Through an XML parser. Using string functions to parse XML is a bad idea...
Beside the Sun tutorials pointed out above, you can check the DZone Refcardz on Java and XML, I found it was a good, terse explanation how to do it.
But well, there is probably plenty of Web resources on the topic, including on this very site.
You can apply an XSLT stylesheet to extract the desired content.
This stylesheet should fit your example:
<?xml version="1.0" encoding="ISO-8859-1"?>
<xsl:stylesheet version="1.0" xmlns:xsl="http://www.w3.org/1999/XSL/Transform">
<xsl:template match="/Response/aa/Fromhere/*">
<xsl:copy>
<xsl:apply-templates/>
</xsl:copy>
</xsl:template>
</xsl:stylesheet>
Apply it with something like the following (exception handling not included):
String xml = "<Response> <aa> <Fromhere> <a1>Content</a1> <a2>Content</a2> </Fromhere> </aa> </Response>";
Source xsl = new StreamSource(new FileReader("/path/to/file.xsl");
TransformerFactory transformerFactory = TransformerFactory.newInstance();
Transformer transformer = transformerFactory.newTransformer(xsl);
transformer.setOutputProperty(OutputKeys.OMIT_XML_DECLARATION, "yes");
StringWriter out = new StringWriter();
transformer.transform(new StreamSource(new StringReader(xml)), new StreamResult(out));
System.out.println(out.toString());
This should work with any version of Java starting with 1.4.
This should work
import java.util.regex.*
Pattern p = Pattern.compile("<Fromhere>.*</Fromhere>");
Matcher m = p.matcher(responseString);
String whatYouWant = m.group();
It would be a little more verbose to use Scanner, but that could work too.
Whether this is a good idea is for someone more experienced than I.
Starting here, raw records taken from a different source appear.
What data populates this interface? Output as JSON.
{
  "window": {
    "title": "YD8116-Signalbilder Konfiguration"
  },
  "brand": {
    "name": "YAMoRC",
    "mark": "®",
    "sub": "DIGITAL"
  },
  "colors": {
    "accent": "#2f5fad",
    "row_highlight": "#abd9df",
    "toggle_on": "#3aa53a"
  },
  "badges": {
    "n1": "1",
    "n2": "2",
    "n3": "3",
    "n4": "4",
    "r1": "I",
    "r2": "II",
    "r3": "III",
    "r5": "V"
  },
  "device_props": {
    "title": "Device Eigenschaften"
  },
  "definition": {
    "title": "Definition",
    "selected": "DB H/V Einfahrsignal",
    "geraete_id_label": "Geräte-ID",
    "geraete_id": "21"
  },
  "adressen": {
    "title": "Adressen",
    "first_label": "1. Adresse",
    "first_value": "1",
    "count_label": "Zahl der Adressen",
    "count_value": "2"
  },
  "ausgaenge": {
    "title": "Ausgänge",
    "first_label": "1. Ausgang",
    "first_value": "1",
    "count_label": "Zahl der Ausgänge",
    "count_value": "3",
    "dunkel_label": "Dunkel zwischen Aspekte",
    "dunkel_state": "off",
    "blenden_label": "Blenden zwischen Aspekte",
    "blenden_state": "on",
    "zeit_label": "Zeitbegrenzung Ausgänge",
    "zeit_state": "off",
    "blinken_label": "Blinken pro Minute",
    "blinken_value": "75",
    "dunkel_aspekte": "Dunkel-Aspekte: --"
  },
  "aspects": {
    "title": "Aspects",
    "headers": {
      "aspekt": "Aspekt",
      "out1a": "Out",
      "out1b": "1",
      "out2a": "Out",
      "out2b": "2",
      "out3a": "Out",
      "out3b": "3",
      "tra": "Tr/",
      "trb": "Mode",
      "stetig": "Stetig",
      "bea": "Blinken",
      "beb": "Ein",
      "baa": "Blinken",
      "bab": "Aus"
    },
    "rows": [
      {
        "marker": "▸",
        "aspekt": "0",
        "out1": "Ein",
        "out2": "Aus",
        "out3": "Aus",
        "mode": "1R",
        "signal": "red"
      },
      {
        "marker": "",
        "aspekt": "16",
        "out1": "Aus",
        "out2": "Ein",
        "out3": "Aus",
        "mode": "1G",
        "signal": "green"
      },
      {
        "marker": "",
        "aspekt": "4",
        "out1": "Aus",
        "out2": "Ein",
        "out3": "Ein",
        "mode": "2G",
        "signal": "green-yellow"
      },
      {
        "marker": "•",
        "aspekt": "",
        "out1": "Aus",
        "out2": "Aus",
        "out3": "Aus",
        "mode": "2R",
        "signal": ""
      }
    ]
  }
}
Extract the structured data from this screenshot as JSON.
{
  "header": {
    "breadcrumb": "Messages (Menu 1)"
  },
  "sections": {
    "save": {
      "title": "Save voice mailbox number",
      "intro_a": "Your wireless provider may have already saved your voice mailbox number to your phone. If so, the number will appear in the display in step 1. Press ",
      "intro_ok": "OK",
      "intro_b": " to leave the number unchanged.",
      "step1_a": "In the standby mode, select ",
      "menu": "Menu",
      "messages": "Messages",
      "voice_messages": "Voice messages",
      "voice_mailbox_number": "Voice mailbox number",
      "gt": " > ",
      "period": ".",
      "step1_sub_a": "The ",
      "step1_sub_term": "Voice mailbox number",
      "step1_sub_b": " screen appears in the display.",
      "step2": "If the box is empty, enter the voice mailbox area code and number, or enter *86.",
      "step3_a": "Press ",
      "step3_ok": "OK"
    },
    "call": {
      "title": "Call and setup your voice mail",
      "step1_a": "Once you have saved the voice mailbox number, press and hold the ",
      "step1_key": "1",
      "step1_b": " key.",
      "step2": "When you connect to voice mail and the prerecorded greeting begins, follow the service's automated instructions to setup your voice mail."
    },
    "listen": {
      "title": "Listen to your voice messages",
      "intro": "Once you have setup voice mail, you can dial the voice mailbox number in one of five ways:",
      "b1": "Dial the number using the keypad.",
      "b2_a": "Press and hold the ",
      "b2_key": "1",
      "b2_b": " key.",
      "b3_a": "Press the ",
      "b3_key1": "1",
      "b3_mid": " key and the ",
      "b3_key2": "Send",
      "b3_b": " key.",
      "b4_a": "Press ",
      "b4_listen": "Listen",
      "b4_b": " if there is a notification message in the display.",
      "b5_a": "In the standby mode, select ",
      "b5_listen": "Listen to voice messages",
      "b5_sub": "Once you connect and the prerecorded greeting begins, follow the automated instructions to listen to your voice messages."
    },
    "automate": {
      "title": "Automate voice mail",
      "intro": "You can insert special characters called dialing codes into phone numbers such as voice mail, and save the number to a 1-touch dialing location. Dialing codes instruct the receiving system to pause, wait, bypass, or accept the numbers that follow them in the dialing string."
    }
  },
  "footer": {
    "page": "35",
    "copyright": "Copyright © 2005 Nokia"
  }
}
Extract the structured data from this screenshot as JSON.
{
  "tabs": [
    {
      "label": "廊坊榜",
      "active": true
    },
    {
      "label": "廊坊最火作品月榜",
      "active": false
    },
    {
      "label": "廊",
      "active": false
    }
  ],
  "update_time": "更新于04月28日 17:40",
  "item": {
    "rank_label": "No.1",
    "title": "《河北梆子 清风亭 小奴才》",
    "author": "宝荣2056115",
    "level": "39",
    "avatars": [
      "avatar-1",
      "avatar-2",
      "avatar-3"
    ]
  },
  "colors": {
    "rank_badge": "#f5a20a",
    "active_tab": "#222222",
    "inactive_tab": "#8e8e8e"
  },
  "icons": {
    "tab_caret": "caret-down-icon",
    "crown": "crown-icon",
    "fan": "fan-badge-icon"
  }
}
One option is to use a StreamFilter:
class MyFilter implements StreamFilter {
private boolean on;
#Override
public boolean accept(XMLStreamReader reader) {
final String element = "Fromhere";
if (reader.isStartElement() && element.equals(reader.getLocalName())) {
on = true;
} else if (reader.isEndElement()
&& element.equals(reader.getLocalName())) {
on = false;
return true;
}
return on;
}
}
Combined with a Transformer, you can use this to safely parse logically-equivalent markup like this:
<Response>
<!-- <Fromhere></Fromhere> -->
<aa>
<Fromhere>
<a1>Content</a1> <a2>Content</a2>
</Fromhere>
</aa>
</Response>
Demo:
StringWriter writer = new StringWriter();
XMLInputFactory inputFactory = XMLInputFactory.newInstance();
XMLStreamReader reader = inputFactory
.createXMLStreamReader(new StringReader(xmlString));
reader = inputFactory.createFilteredReader(reader, new MyFilter());
TransformerFactory transFactory = TransformerFactory.newInstance();
Transformer transformer = transFactory.newTransformer();
transformer.setOutputProperty(OutputKeys.OMIT_XML_DECLARATION, "yes");
transformer.transform(new StAXSource(reader), new StreamResult(writer));
System.out.println(writer.toString());
This is a programmatic variation on Massimiliano Fliri's approach.